第29話

文字数 2,415文字



 ショックで春奈は何も言えない。しばらく、蘇芳を見つめていた。

 せっかく仲よくなれたのに、もういなくなるのか?
 春が来て、いっしょにキャンパスに通えば、少しはこの人のことを知れたかもしれない。でも、彼のなかでは、すでに決意がかたまっている。

 とうとつに桜の風景が浮かんだ。キャンパスの桜並木。笑いながらならんで歩く自分たちが。そんな日は永遠に来ないのに。
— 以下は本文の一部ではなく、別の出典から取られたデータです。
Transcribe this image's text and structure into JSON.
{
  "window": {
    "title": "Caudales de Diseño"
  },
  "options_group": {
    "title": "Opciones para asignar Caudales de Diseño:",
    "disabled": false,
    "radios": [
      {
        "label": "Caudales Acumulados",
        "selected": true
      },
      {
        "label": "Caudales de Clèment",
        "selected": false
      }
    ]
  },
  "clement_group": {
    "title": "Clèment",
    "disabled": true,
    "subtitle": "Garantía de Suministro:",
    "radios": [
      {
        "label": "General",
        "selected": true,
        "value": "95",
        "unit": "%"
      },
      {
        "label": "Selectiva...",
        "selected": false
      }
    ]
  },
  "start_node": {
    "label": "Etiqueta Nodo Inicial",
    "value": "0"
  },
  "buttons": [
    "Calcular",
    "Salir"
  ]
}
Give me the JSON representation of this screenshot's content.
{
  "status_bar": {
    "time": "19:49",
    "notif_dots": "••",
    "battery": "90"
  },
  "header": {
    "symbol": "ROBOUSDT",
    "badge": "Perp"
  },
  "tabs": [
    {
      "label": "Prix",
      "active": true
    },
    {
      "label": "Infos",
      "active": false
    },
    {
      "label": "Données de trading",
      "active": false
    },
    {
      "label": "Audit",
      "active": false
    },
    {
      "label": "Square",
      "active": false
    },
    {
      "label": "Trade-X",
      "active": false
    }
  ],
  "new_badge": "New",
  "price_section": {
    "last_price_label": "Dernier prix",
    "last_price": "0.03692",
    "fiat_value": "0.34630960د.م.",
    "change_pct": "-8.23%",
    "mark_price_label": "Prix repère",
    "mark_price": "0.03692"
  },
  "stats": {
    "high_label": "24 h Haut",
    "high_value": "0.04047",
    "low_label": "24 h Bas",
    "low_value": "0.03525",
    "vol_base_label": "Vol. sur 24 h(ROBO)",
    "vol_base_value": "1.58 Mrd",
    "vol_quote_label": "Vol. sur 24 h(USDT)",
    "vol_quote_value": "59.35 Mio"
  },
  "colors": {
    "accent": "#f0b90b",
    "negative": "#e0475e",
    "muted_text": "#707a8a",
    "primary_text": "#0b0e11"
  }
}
 桜吹雪の幻想が春奈の胸を痛めた。自然に涙がこぼれおちる。

「おれのために泣いてくれるんだ」
「だって……」
「ありがとう」

 蘇芳は春奈の涙を指ですくうと、ごまかすように立ちあがった。

「綾川。宇都宮の見舞い、おれも行くよ」

 鈴と蘇芳は二人で出ていった。蘇芳がこのまま消えてしまうような気がして、胸がズキズキする。

 ドアが閉まると、愛音がニヤニヤ笑いだした。

「ふへへ。春奈、ああいうのがタイプかぁ」
「や、やめてよぉ」
「いいじゃん。蘇芳くん、吉沢亮似のイケメンだし、優しいし。でも、死んじゃう気かぁ。ツライ!」
「どうにかならないかな?」
「事情がわかればねぇ。要するに、彼を恨む者がゆるしてあげれば、気持ちは変わるかもしれない。けど、どっちみち、ペアのどっちかがスイッチ押さないと、どっちも死ぬんだよね。難しいとこだ」
「うん」

 このルールだと、ペア両方の勝ちあがりは、どうやっても不可能だ。蘇芳には死んでほしくない。かと言って、誰かわからない蘇芳のペアに死んでくれとも言えない。

「そういえば、愛音、前に摩耶がペアじゃないかって言ってたよね?」

 話題を変えると、今度は愛音がため息をついた。

「それ、やっぱり、違うみたいだよね。絶対、かなかがペアでしょ」
「だよね。そもそも、愛音と摩耶ってどんな関係なの?」

 愛音は鈴のお菓子箱を勝手に出して、ポッキーの袋をあける。「あとで返すから」と言いわけしながら、ポリポリ食べだした。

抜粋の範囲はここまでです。